CCTV is Not a Deterrent

Pswvcw244s_2Similar to most burglar alarms, a closed circuit television (CCTV) system in your home or business can offer tremendous security value, but not in the way people think. Most often, when clients call us to inquire about having cameras installed in either their home or business, they want to do so in order to create an added deterrent to would-be criminals. In my opinion, CCTV systems in most applications, offer little to no deterrent value.

All one has to do is look at the number of cameras in any bank branch and then consider that Vancouver is the bank robbery capital of Canada to realize that most crooks don’t care that they are being filmed.

Although some wear masks, most crooks simply don’t bother and make no attempt to hide their identity. In the case of a bank robbery, when reviewing footage, Police are frequently able to identify the suspect. Often, the particular person is wanted for a dozen other crimes and the difficulty is not so much ID’ing them for a new offense (although that is good) but actually physically tracking them down for arrest.

So, why bother spending any money on a camera system?

A well designed and professionally installed CCTV system can be an invaluable tool in detecting criminal activity… the trick is in how the system is used.

Most CCTV systems simply provide a recording function whereby the Police and Security can review incidents after they have happened and can provide important evidence to support a criminal conviction in court.

Remote Monitoring

When people think of CCTV monitoring, the image in their mind is typically that of a Security Guard sitting in front of dozens of monitors in the faint hope that he or she will just happen to see something happening in real time, and then be able to respond to it. There have been several studies done to show that this practice is as useless as most people would imagine it to be. Scott Henson mentions a couple of high profile American examples of CCTV footage being missed/ignored by full-time ‘watchers’ on his blog.

However, with new technology, it is possible to program a CCTV system so that the cameras can act like a motion detector. Further, the system can be told to only ‘watch’ for motion in a particular area of the image that the camera is providing, and only during certain hours. As an example, several of our retail clients have had us install cameras outside of their storefronts. These cameras provide an image of the doors leading into the store as well as the sidewalk in front of it. We can then program the system to detect any motion within a couple of feet of the front of the store, and to do so only between 1:00am and 5:00am (the prime commercial break-in time-frame). The system itself is simply looking for enough pixels in the image to change colours during the set parameters in order to create an alarm. This alarm is then sent back to our Operations Centre and/or to the client on their PC, PDA or cellphone within a couple of seconds.
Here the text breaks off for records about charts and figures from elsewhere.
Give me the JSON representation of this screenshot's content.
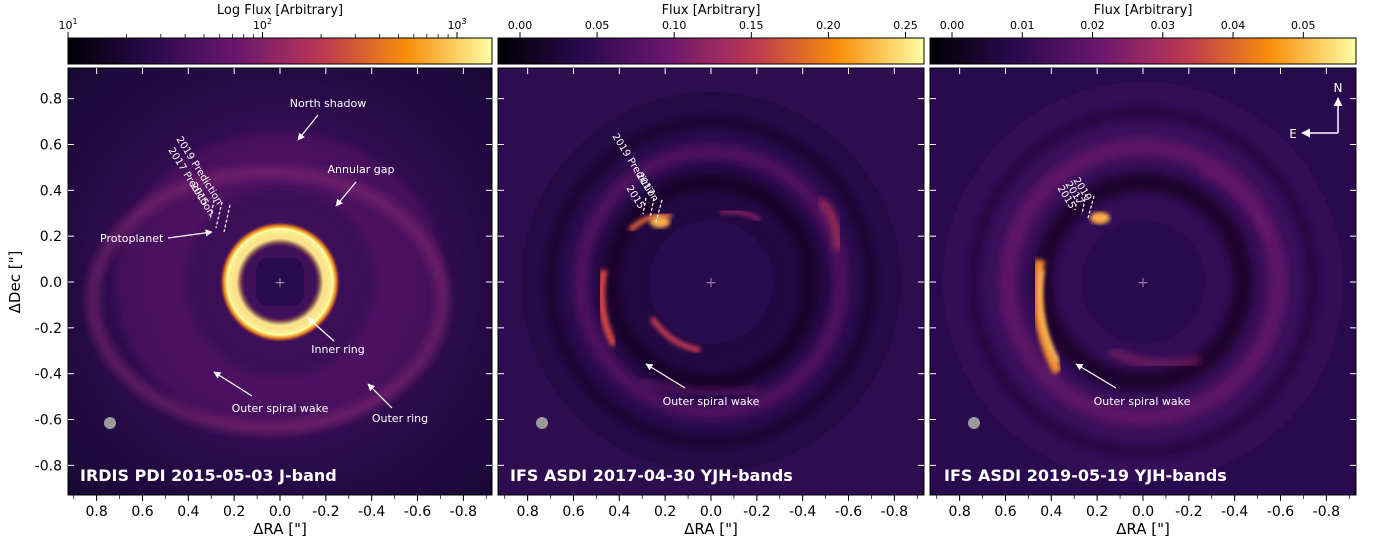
{
  "panels": [
    {
      "colorbar_title": "Log Flux [Arbitrary]",
      "colorbar_ticks": [
        "10",
        "10",
        "10"
      ],
      "colorbar_exponents": [
        "1",
        "2",
        "3"
      ],
      "label": "IRDIS PDI 2015-05-03 J-band",
      "annotations": {
        "north_shadow": "North shadow",
        "annular_gap": "Annular gap",
        "protoplanet": "Protoplanet",
        "inner_ring": "Inner ring",
        "outer_spiral_wake": "Outer spiral wake",
        "outer_ring": "Outer ring"
      },
      "predictions": [
        "2019 Prediction",
        "2017 Prediction",
        "2015"
      ]
    },
    {
      "colorbar_title": "Flux [Arbitrary]",
      "colorbar_ticks": [
        "0.00",
        "0.05",
        "0.10",
        "0.15",
        "0.20",
        "0.25"
      ],
      "label": "IFS ASDI 2017-04-30 YJH-bands",
      "annotations": {
        "outer_spiral_wake": "Outer spiral wake"
      },
      "predictions": [
        "2019 Prediction",
        "2017",
        "2015"
      ]
    },
    {
      "colorbar_title": "Flux [Arbitrary]",
      "colorbar_ticks": [
        "0.00",
        "0.01",
        "0.02",
        "0.03",
        "0.04",
        "0.05"
      ],
      "label": "IFS ASDI 2019-05-19 YJH-bands",
      "annotations": {
        "outer_spiral_wake": "Outer spiral wake"
      },
      "predictions": [
        "2019",
        "2017",
        "2015"
      ],
      "compass": {
        "north": "N",
        "east": "E"
      }
    }
  ],
  "xlabel": "ΔRA [\"]",
  "ylabel": "ΔDec [\"]",
  "x_ticks": [
    "0.8",
    "0.6",
    "0.4",
    "0.2",
    "0.0",
    "-0.2",
    "-0.4",
    "-0.6",
    "-0.8"
  ],
  "y_ticks": [
    "0.8",
    "0.6",
    "0.4",
    "0.2",
    "0.0",
    "-0.2",
    "-0.4",
    "-0.6",
    "-0.8"
  ],
  "colormap": [
    "#000004",
    "#420a68",
    "#932667",
    "#dd513a",
    "#fca50a",
    "#fcffa4"
  ]
}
Similarly, the same application is used in residential applications where an alarm is generated when someone climbs over a fence or comes too close to the home during a designated timeframe. Incidentally, this service can be turned on or off depending on whether the home is occupied or not (for example, only when you are on vacation). Further, as detailed in yesterday’s post, you can provide your own CCTV monitoring by having the system programmed to alert you, wherever you are.

When we receive such signals, a live video feed is presented to one of our operators who can make a determination as to whether the activity that has caused the alarm appears to be suspicious or not. As a result, we can initiate a response by our own response teams and/or the Police while a potential crook is simply trying to break in… as opposed to waiting for him to actually break through the front door or window. This process eliminates the risk of missing any activity because the CCTV system is doing most of the ‘thinking’ and presents specific footage for our staff to quickly review and assess.

Alternatively, we also often connect CCTV systems to a client’s burglar alarm so that when an alarm that is generated by a glassbreak sensor or other alarm device is received, we also receive a live video feed from the appropriate area. In this case, we are able to immediately verify whether an alarm is real or not and dispatch appropriately.

The trick in these examples is that the CCTV system is being used for a very specific and focused reason… to detect a burglary at its earliest stage. Similar to an alarm signal from a standard burglar alarm, that information is only of value if it is responded to immediately.

Is there any point in just having a CCTV system for recording?

Yes. It is almost always helpful to have quality CCTV footage to aid the Police in an investigation. However, for most home and business owners, we recommend that cameras are the LAST thing that you spend your security budget on. In the overall order of importance, proper locks, strong glass and a properly designed alarm system are all more important. Once you have everything else taken care of, then look into having a CCTV system added.